Indiana governor signed a bill that prevents abortion due to Down's syndrome or other genetic abnormalities.

First of all, I didn't argue weather or not its human life. Moreover, I am personally against abortions. So get those assumptions out of the way. Moreover, you have yet to address a single argument I have made. In stead, you have made excuses as to why they shouldn't have gotten pregnant in the first place. Personally, I am in agreement with what you said, but politically, creating a law about it would be at the very least, heavy handed, and destroy, or harm more lives than it saves. THAT was my argument. Moreover, you rapidly began employing logical fallacies that weakened your position. --Here I point out that you did not address a single one of my arguments, instead resorting to fallacies.

Moving on to the point I was actually trying to make. Laws preventing abortions all-together are heavy-handed, and erase the complexity of the situation. Here is one example of the birth control not being used. Religious parents of a teen forbidding it, because it is linked to sex. A teenager, or even a dependent adult, could easily get pregnant in said situation. It would ruin the life of said teenager, and would likely harm the child's life. Is it better to give a child a life of suffering, or to prevent the suffering from happening? In an ideal world, pregnancy would be a choice, with our current levels of technology, but our sociology prevents that, and to suggest otherwise denies human action, the same line of reason that enables socialist and communist thought. --In this paragraph I refute your assertion that pregnancies are truly a choice to most people

Now, instead of a heavy-handed law, we should be giving more care and education to people freely, as the majority of the public is remarkably uninformed about sex. This addresses the more complex social issues that surround unwanted pregnancies, thus preventing needless suffering, without being so heavy-handed.

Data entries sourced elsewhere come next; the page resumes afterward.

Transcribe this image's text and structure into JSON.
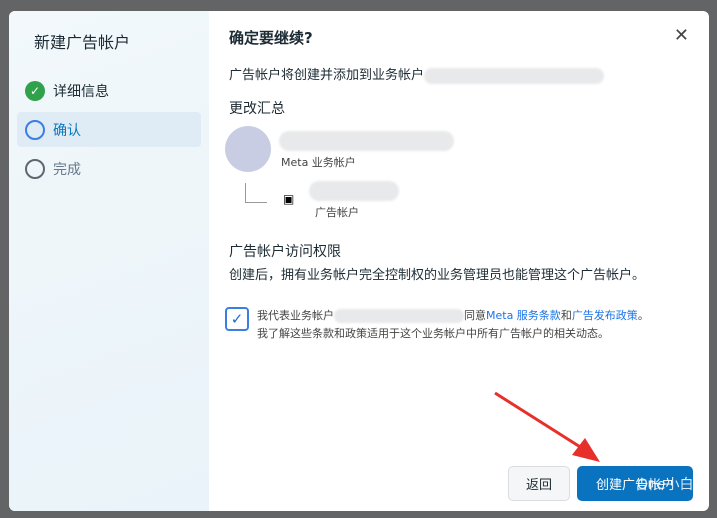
{
  "sidebar": {
    "title": "新建广告帐户",
    "steps": [
      {
        "label": "详细信息",
        "state": "done"
      },
      {
        "label": "确认",
        "state": "current"
      },
      {
        "label": "完成",
        "state": "pending"
      }
    ]
  },
  "main": {
    "title": "确定要继续?",
    "intro": "广告帐户将创建并添加到业务帐户",
    "summary_heading": "更改汇总",
    "business_type": "Meta 业务帐户",
    "ad_account_type": "广告帐户",
    "access_heading": "广告帐户访问权限",
    "access_text": "创建后，拥有业务帐户完全控制权的业务管理员也能管理这个广告帐户。",
    "consent": {
      "prefix": "我代表业务帐户",
      "agree": "同意",
      "terms_link": "Meta 服务条款",
      "and": "和",
      "policy_link": "广告发布政策",
      "end": "。",
      "line2": "我了解这些条款和政策适用于这个业务帐户中所有广告帐户的相关动态。",
      "checked": true
    }
  },
  "footer": {
    "back_label": "返回",
    "create_label": "创建广告帐户"
  },
  "watermark": "One小白",
  "colors": {
    "accent": "#0a73c0",
    "success": "#31a24c",
    "arrow": "#e8302a"
  }
}
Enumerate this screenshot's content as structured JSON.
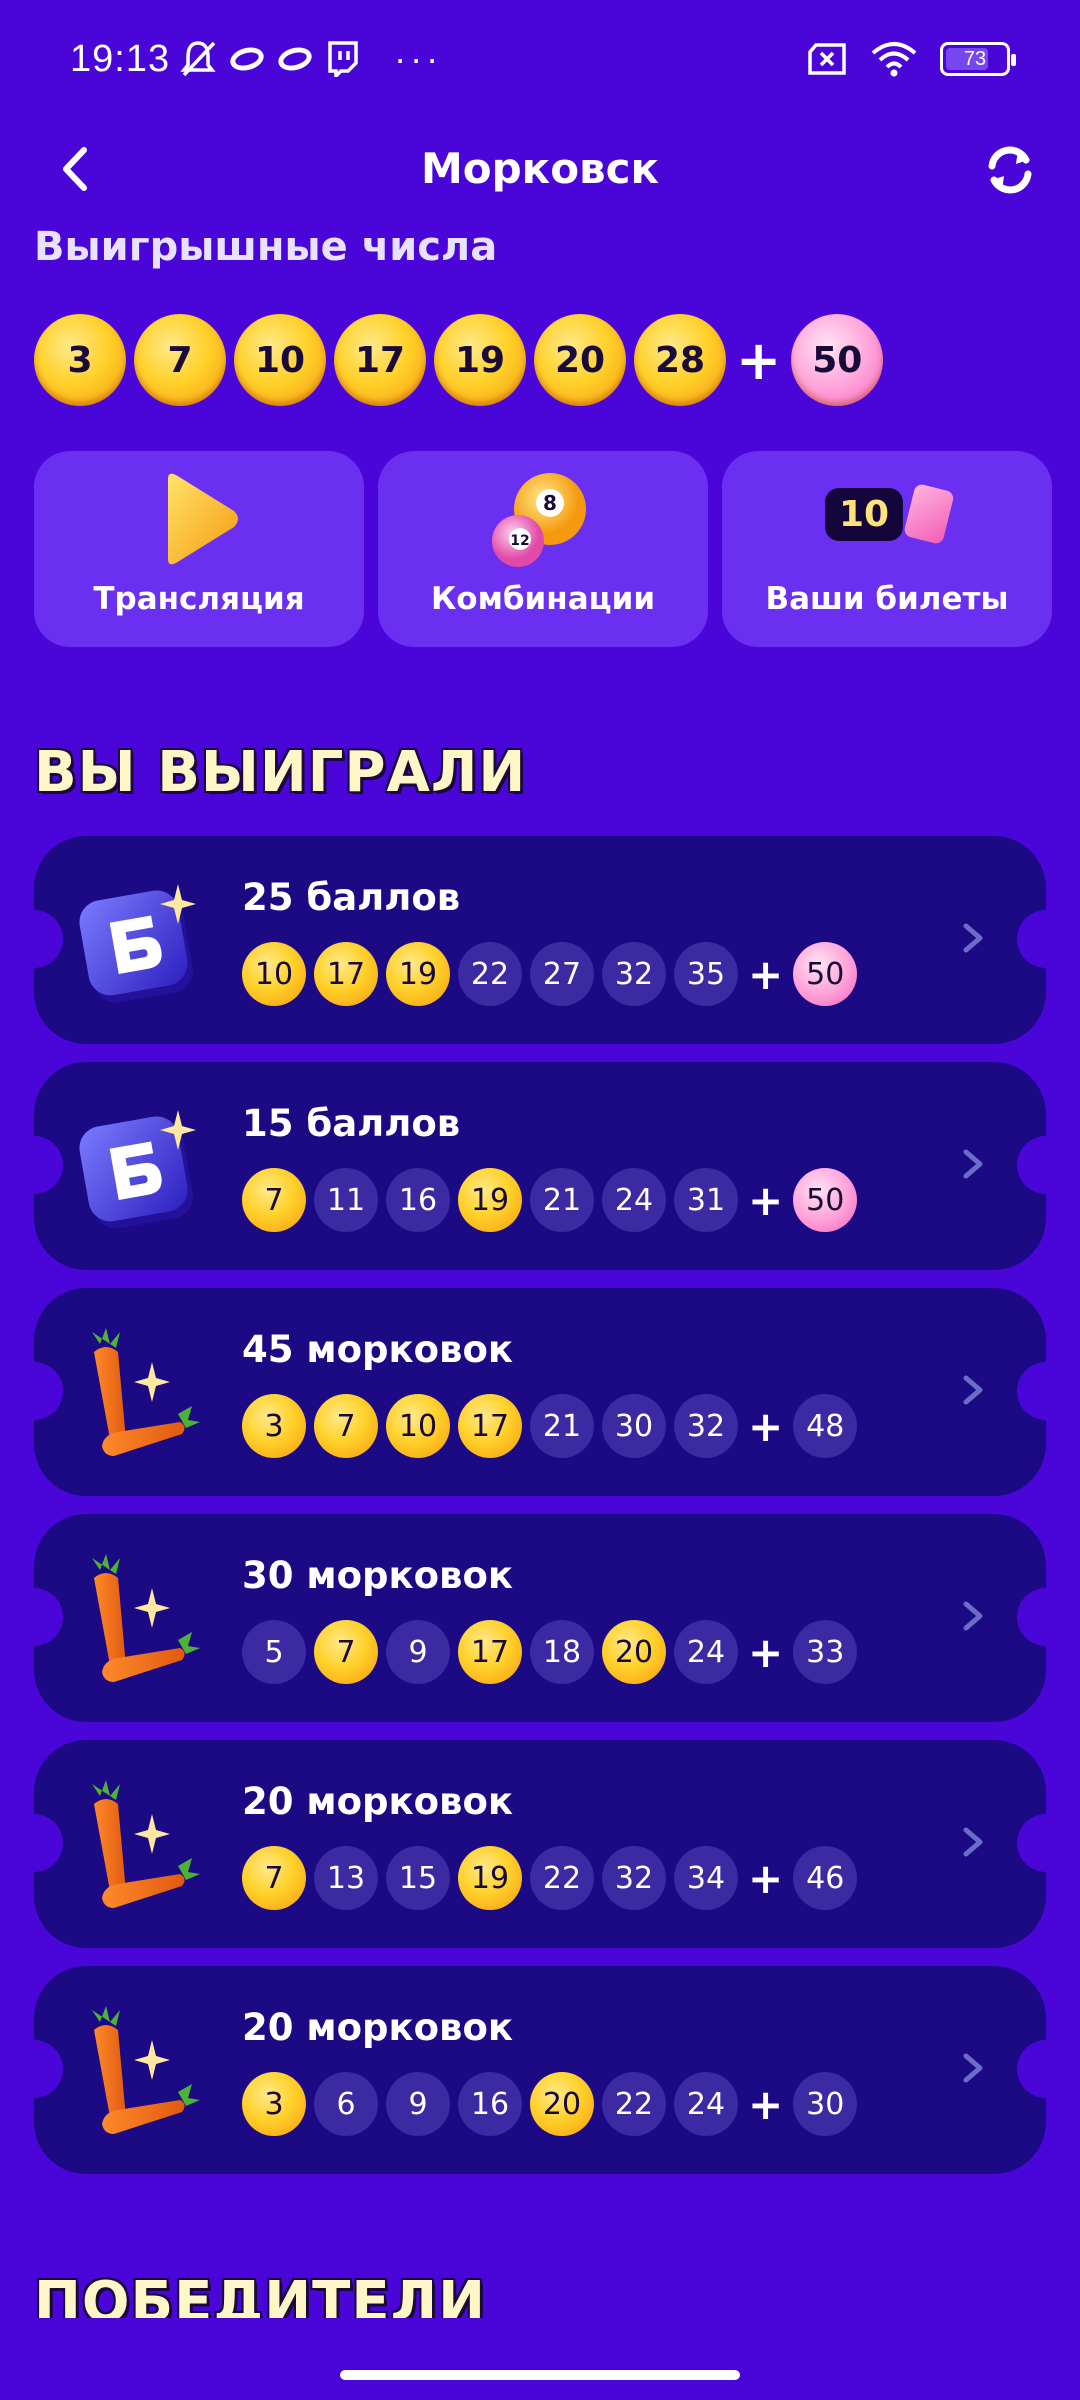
{
  "status_bar": {
    "time": "19:13",
    "battery": "73",
    "battery_level": 0.73,
    "more": "···"
  },
  "header": {
    "title": "Морковск"
  },
  "winning_numbers": {
    "label": "Выигрышные числа",
    "main": [
      "3",
      "7",
      "10",
      "17",
      "19",
      "20",
      "28"
    ],
    "plus": "+",
    "bonus": "50"
  },
  "actions": [
    {
      "label": "Трансляция",
      "icon": "play-icon"
    },
    {
      "label": "Комбинации",
      "icon": "lottery-balls-icon"
    },
    {
      "label": "Ваши билеты",
      "icon": "ticket-icon",
      "count": "10"
    }
  ],
  "won_title": "ВЫ ВЫИГРАЛИ",
  "prizes": [
    {
      "title": "25 баллов",
      "icon": "points-icon",
      "balls": [
        {
          "n": "10",
          "hit": true
        },
        {
          "n": "17",
          "hit": true
        },
        {
          "n": "19",
          "hit": true
        },
        {
          "n": "22",
          "hit": false
        },
        {
          "n": "27",
          "hit": false
        },
        {
          "n": "32",
          "hit": false
        },
        {
          "n": "35",
          "hit": false
        }
      ],
      "bonus": {
        "n": "50",
        "hit": true
      }
    },
    {
      "title": "15 баллов",
      "icon": "points-icon",
      "balls": [
        {
          "n": "7",
          "hit": true
        },
        {
          "n": "11",
          "hit": false
        },
        {
          "n": "16",
          "hit": false
        },
        {
          "n": "19",
          "hit": true
        },
        {
          "n": "21",
          "hit": false
        },
        {
          "n": "24",
          "hit": false
        },
        {
          "n": "31",
          "hit": false
        }
      ],
      "bonus": {
        "n": "50",
        "hit": true
      }
    },
    {
      "title": "45 морковок",
      "icon": "carrot-icon",
      "balls": [
        {
          "n": "3",
          "hit": true
        },
        {
          "n": "7",
          "hit": true
        },
        {
          "n": "10",
          "hit": true
        },
        {
          "n": "17",
          "hit": true
        },
        {
          "n": "21",
          "hit": false
        },
        {
          "n": "30",
          "hit": false
        },
        {
          "n": "32",
          "hit": false
        }
      ],
      "bonus": {
        "n": "48",
        "hit": false
      }
    },
    {
      "title": "30 морковок",
      "icon": "carrot-icon",
      "balls": [
        {
          "n": "5",
          "hit": false
        },
        {
          "n": "7",
          "hit": true
        },
        {
          "n": "9",
          "hit": false
        },
        {
          "n": "17",
          "hit": true
        },
        {
          "n": "18",
          "hit": false
        },
        {
          "n": "20",
          "hit": true
        },
        {
          "n": "24",
          "hit": false
        }
      ],
      "bonus": {
        "n": "33",
        "hit": false
      }
    },
    {
      "title": "20 морковок",
      "icon": "carrot-icon",
      "balls": [
        {
          "n": "7",
          "hit": true
        },
        {
          "n": "13",
          "hit": false
        },
        {
          "n": "15",
          "hit": false
        },
        {
          "n": "19",
          "hit": true
        },
        {
          "n": "22",
          "hit": false
        },
        {
          "n": "32",
          "hit": false
        },
        {
          "n": "34",
          "hit": false
        }
      ],
      "bonus": {
        "n": "46",
        "hit": false
      }
    },
    {
      "title": "20 морковок",
      "icon": "carrot-icon",
      "balls": [
        {
          "n": "3",
          "hit": true
        },
        {
          "n": "6",
          "hit": false
        },
        {
          "n": "9",
          "hit": false
        },
        {
          "n": "16",
          "hit": false
        },
        {
          "n": "20",
          "hit": true
        },
        {
          "n": "22",
          "hit": false
        },
        {
          "n": "24",
          "hit": false
        }
      ],
      "bonus": {
        "n": "30",
        "hit": false
      }
    }
  ],
  "winners_title": "ПОБЕДИТЕЛИ",
  "colors": {
    "background": "#4a06d9",
    "card": "#1b0a84",
    "action_card": "#6a2ff0",
    "gold": "#ffd12a",
    "pink": "#ff9fd8"
  }
}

Moving on to my personal views. I don't view human life as all that sacred. Death doesn't mean all that much to me. Human suffering, on the other hand, means a great deal to me. In most cases, abortion wont increase suffering in the world. However, many times having children will. I wish people would be more careful, and wait until they are stable enough to give the unborn child a good life as his parents, or maybe even adopt, thus increasing the happiness of someone who has actually lived life. And your answer to murdering a child, that would be just that, as it would cause the suffering of the parents.

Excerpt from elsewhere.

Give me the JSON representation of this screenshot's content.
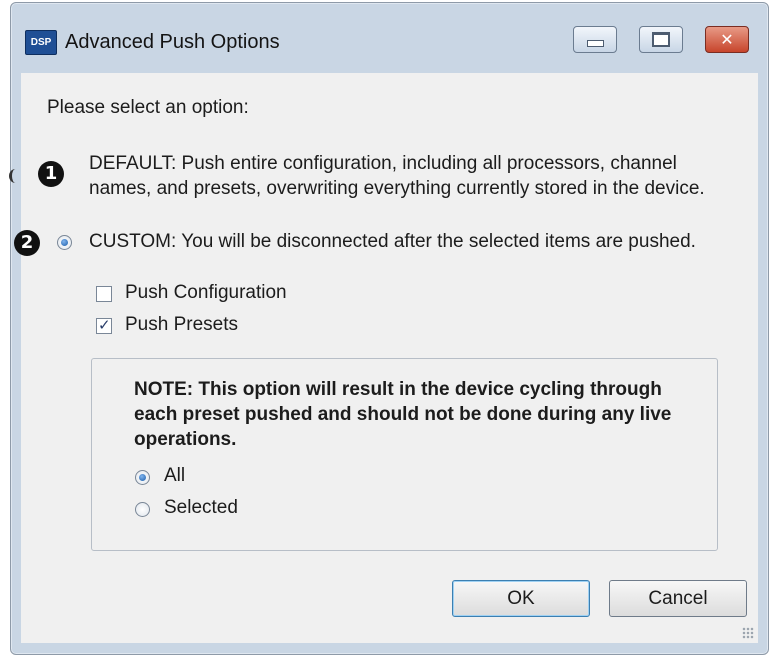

To keep it short: the quantity of human life in the world is something I don't particularly care about, I am more concerned with increasing the quality of the lives that are already here, or will be here. Currently, however the quantity is interfering with the quality. I respect that you disagree for whatever reason, I would like to know why you feel the way you do. And If you feel I am wrong, then convince me. I am open to it, and my opinion has been changed by argument before. Also know I am typing this at shit-o-clock, so I may have misrepresented my opinions here, and will take the time later to go back over it and clarify as needed. --closing stuff. Saying I am open to actual argument.